Meski sejumlah tantangan menghadang, namun pemerintah terus bergerak untuk mewujudkan mimpi itu. Menteri Perempuan dan Perlindungan Anakk Yohana Susana Yambise menyampaikan, saat ini dari 524 kabupaten/kota, sudah ada 302 kabupaten/kota yang memenuhi kriteria menuju kota layak anak.

Memang belum semua kabupaten/kota memenuhi kriteria, namun Menteri PPPA optimis bisa memenuhi target di tahun 2030. Tekad Indonesia juga dibuktikan dengan menjadi anggota kerjasama global untuk perlindungan akan di dunia.

Bulan November tahun 2016, Indonesia juga menjadi tuan rumah untuk ASIAN Forum on The Rights of The Child (AFRC) di Bali. Ini adalah forum rutin setiap dua tahun yang dihadiri perwakilan negara-negara di Asia yang telah meratifikasi Konvensi Hak Anak sebagai wadah bertukar informasi, permasalahan dan upaya dalam rangka pemenuhan hak anak.

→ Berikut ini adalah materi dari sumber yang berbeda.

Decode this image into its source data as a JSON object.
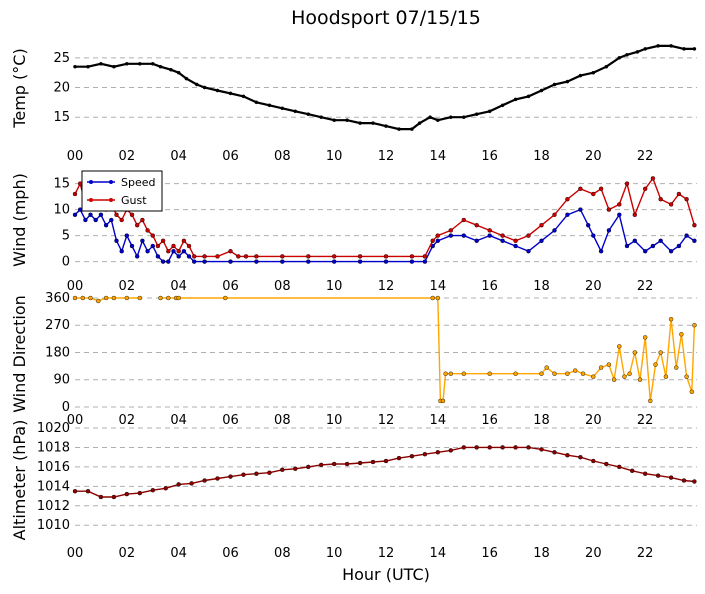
{
  "chart_data": [
    {
      "type": "line",
      "title": "Hoodsport 07/15/15",
      "ylabel": "Temp ($^\\circ$C)",
      "ylabel_display": "Temp (°C)",
      "ylim": [
        12,
        28
      ],
      "yticks": [
        15,
        20,
        25
      ],
      "xlim": [
        0,
        24
      ],
      "xticks": [
        "00",
        "02",
        "04",
        "06",
        "08",
        "10",
        "12",
        "14",
        "16",
        "18",
        "20",
        "22"
      ],
      "grid": "horizontal-dashed",
      "series": [
        {
          "color": "#000000",
          "marker": "dot",
          "x": [
            0,
            0.5,
            1,
            1.5,
            2,
            2.5,
            3,
            3.3,
            3.7,
            4,
            4.3,
            4.7,
            5,
            5.5,
            6,
            6.5,
            7,
            7.5,
            8,
            8.5,
            9,
            9.5,
            10,
            10.5,
            11,
            11.5,
            12,
            12.5,
            13,
            13.3,
            13.7,
            14,
            14.5,
            15,
            15.5,
            16,
            16.5,
            17,
            17.5,
            18,
            18.5,
            19,
            19.5,
            20,
            20.5,
            21,
            21.3,
            21.7,
            22,
            22.5,
            23,
            23.5,
            23.9
          ],
          "y": [
            23.5,
            23.5,
            24,
            23.5,
            24,
            24,
            24,
            23.5,
            23,
            22.5,
            21.5,
            20.5,
            20,
            19.5,
            19,
            18.5,
            17.5,
            17,
            16.5,
            16,
            15.5,
            15,
            14.5,
            14.5,
            14,
            14,
            13.5,
            13,
            13,
            14,
            15,
            14.5,
            15,
            15,
            15.5,
            16,
            17,
            18,
            18.5,
            19.5,
            20.5,
            21,
            22,
            22.5,
            23.5,
            25,
            25.5,
            26,
            26.5,
            27,
            27,
            26.5,
            26.5
          ]
        }
      ]
    },
    {
      "type": "line",
      "ylabel": "Wind (mph)",
      "ylim": [
        -2,
        18
      ],
      "yticks": [
        0,
        5,
        10,
        15
      ],
      "xlim": [
        0,
        24
      ],
      "xticks": [
        "00",
        "02",
        "04",
        "06",
        "08",
        "10",
        "12",
        "14",
        "16",
        "18",
        "20",
        "22"
      ],
      "grid": "horizontal-dashed",
      "legend": "top-left",
      "series": [
        {
          "name": "Speed",
          "color": "#0000cc",
          "x": [
            0,
            0.2,
            0.4,
            0.6,
            0.8,
            1,
            1.2,
            1.4,
            1.6,
            1.8,
            2,
            2.2,
            2.4,
            2.6,
            2.8,
            3,
            3.2,
            3.4,
            3.6,
            3.8,
            4,
            4.2,
            4.4,
            4.6,
            5,
            6,
            7,
            8,
            9,
            10,
            11,
            12,
            13,
            13.5,
            13.8,
            14,
            14.5,
            15,
            15.5,
            16,
            16.5,
            17,
            17.5,
            18,
            18.5,
            19,
            19.5,
            19.8,
            20,
            20.3,
            20.6,
            21,
            21.3,
            21.6,
            22,
            22.3,
            22.6,
            23,
            23.3,
            23.6,
            23.9
          ],
          "y": [
            9,
            10,
            8,
            9,
            8,
            9,
            7,
            8,
            4,
            2,
            5,
            3,
            1,
            4,
            2,
            3,
            1,
            0,
            0,
            2,
            1,
            2,
            1,
            0,
            0,
            0,
            0,
            0,
            0,
            0,
            0,
            0,
            0,
            0,
            3,
            4,
            5,
            5,
            4,
            5,
            4,
            3,
            2,
            4,
            6,
            9,
            10,
            7,
            5,
            2,
            6,
            9,
            3,
            4,
            2,
            3,
            4,
            2,
            3,
            5,
            4
          ]
        },
        {
          "name": "Gust",
          "color": "#cc0000",
          "x": [
            0,
            0.2,
            0.4,
            0.6,
            0.8,
            1,
            1.2,
            1.4,
            1.6,
            1.8,
            2,
            2.2,
            2.4,
            2.6,
            2.8,
            3,
            3.2,
            3.4,
            3.6,
            3.8,
            4,
            4.2,
            4.4,
            4.6,
            5,
            5.5,
            6,
            6.3,
            6.6,
            7,
            8,
            9,
            10,
            11,
            12,
            13,
            13.5,
            13.8,
            14,
            14.5,
            15,
            15.5,
            16,
            16.5,
            17,
            17.5,
            18,
            18.5,
            19,
            19.5,
            20,
            20.3,
            20.6,
            21,
            21.3,
            21.6,
            22,
            22.3,
            22.6,
            23,
            23.3,
            23.6,
            23.9
          ],
          "y": [
            13,
            15,
            11,
            13,
            11,
            12,
            10,
            11,
            9,
            8,
            10,
            9,
            7,
            8,
            6,
            5,
            3,
            4,
            2,
            3,
            2,
            4,
            3,
            1,
            1,
            1,
            2,
            1,
            1,
            1,
            1,
            1,
            1,
            1,
            1,
            1,
            1,
            4,
            5,
            6,
            8,
            7,
            6,
            5,
            4,
            5,
            7,
            9,
            12,
            14,
            13,
            14,
            10,
            11,
            15,
            9,
            14,
            16,
            12,
            11,
            13,
            12,
            7
          ]
        }
      ],
      "legend_entries": [
        "Speed",
        "Gust"
      ]
    },
    {
      "type": "line",
      "ylabel": "Wind Direction",
      "ylim": [
        -10,
        360
      ],
      "yticks": [
        0,
        90,
        180,
        270,
        360
      ],
      "xlim": [
        0,
        24
      ],
      "xticks": [
        "00",
        "02",
        "04",
        "06",
        "08",
        "10",
        "12",
        "14",
        "16",
        "18",
        "20",
        "22"
      ],
      "grid": "horizontal-dashed",
      "series": [
        {
          "color": "#ffa500",
          "x": [
            0,
            0.3,
            0.6,
            0.9,
            1.2,
            1.5,
            2,
            2.5,
            2.7,
            3.3,
            3.6,
            3.9,
            4,
            5.8,
            13.8,
            14,
            14.1,
            14.2,
            14.3,
            14.5,
            15,
            16,
            17,
            18,
            18.2,
            18.5,
            19,
            19.3,
            19.6,
            20,
            20.3,
            20.6,
            20.8,
            21,
            21.2,
            21.4,
            21.6,
            21.8,
            22,
            22.2,
            22.4,
            22.6,
            22.8,
            23,
            23.2,
            23.4,
            23.6,
            23.8,
            23.9
          ],
          "y": [
            360,
            360,
            360,
            350,
            360,
            360,
            360,
            360,
            null,
            360,
            360,
            360,
            360,
            360,
            360,
            360,
            20,
            20,
            110,
            110,
            110,
            110,
            110,
            110,
            130,
            110,
            110,
            120,
            110,
            100,
            130,
            140,
            90,
            200,
            100,
            110,
            180,
            90,
            230,
            20,
            140,
            180,
            100,
            290,
            130,
            240,
            100,
            50,
            270
          ]
        }
      ]
    },
    {
      "type": "line",
      "ylabel": "Altimeter (hPa)",
      "xlabel": "Hour (UTC)",
      "ylim": [
        1009.3,
        1020
      ],
      "yticks": [
        1010,
        1012,
        1014,
        1016,
        1018,
        1020
      ],
      "xlim": [
        0,
        24
      ],
      "xticks": [
        "00",
        "02",
        "04",
        "06",
        "08",
        "10",
        "12",
        "14",
        "16",
        "18",
        "20",
        "22"
      ],
      "grid": "horizontal-dashed",
      "series": [
        {
          "color": "#8b0000",
          "x": [
            0,
            0.5,
            1,
            1.5,
            2,
            2.5,
            3,
            3.5,
            4,
            4.5,
            5,
            5.5,
            6,
            6.5,
            7,
            7.5,
            8,
            8.5,
            9,
            9.5,
            10,
            10.5,
            11,
            11.5,
            12,
            12.5,
            13,
            13.5,
            14,
            14.5,
            15,
            15.5,
            16,
            16.5,
            17,
            17.5,
            18,
            18.5,
            19,
            19.5,
            20,
            20.5,
            21,
            21.5,
            22,
            22.5,
            23,
            23.5,
            23.9
          ],
          "y": [
            1013.5,
            1013.5,
            1012.9,
            1012.9,
            1013.2,
            1013.3,
            1013.6,
            1013.8,
            1014.2,
            1014.3,
            1014.6,
            1014.8,
            1015,
            1015.2,
            1015.3,
            1015.4,
            1015.7,
            1015.8,
            1016,
            1016.2,
            1016.3,
            1016.3,
            1016.4,
            1016.5,
            1016.6,
            1016.9,
            1017.1,
            1017.3,
            1017.5,
            1017.7,
            1018,
            1018,
            1018,
            1018,
            1018,
            1018,
            1017.8,
            1017.5,
            1017.2,
            1017,
            1016.6,
            1016.3,
            1016,
            1015.6,
            1015.3,
            1015.1,
            1014.9,
            1014.6,
            1014.5
          ]
        }
      ]
    }
  ]
}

Indonesia dipilih sebagai tuan rumah dalam penyelenggaraan AFRC yang keempat ini, karena dianggap menunjukkan kemajuan yang signifikan dalam pelaksanaan konvensi hak anak. Salah satunya dalam mengimplementasikan hak anak khususnya di tingkat daerah melalui program Kota/Kabupaten Layak Anak. Indonesia dianggap dapat menjadi role model konsep tersebut.

Bagaimana pun, perwujudan negara layak anak melalui Kota Layak Anak adalah sebuah upaya pencegahan agar anak-anak bisa hidup tenang dan nyaman. Anak-anak sering kali berhadapan dengan hukum seperti kekerasan, trafficking, pekerja anak, dan banyak masalah anak lainnya yang memerlukan perlindungan khusus anak.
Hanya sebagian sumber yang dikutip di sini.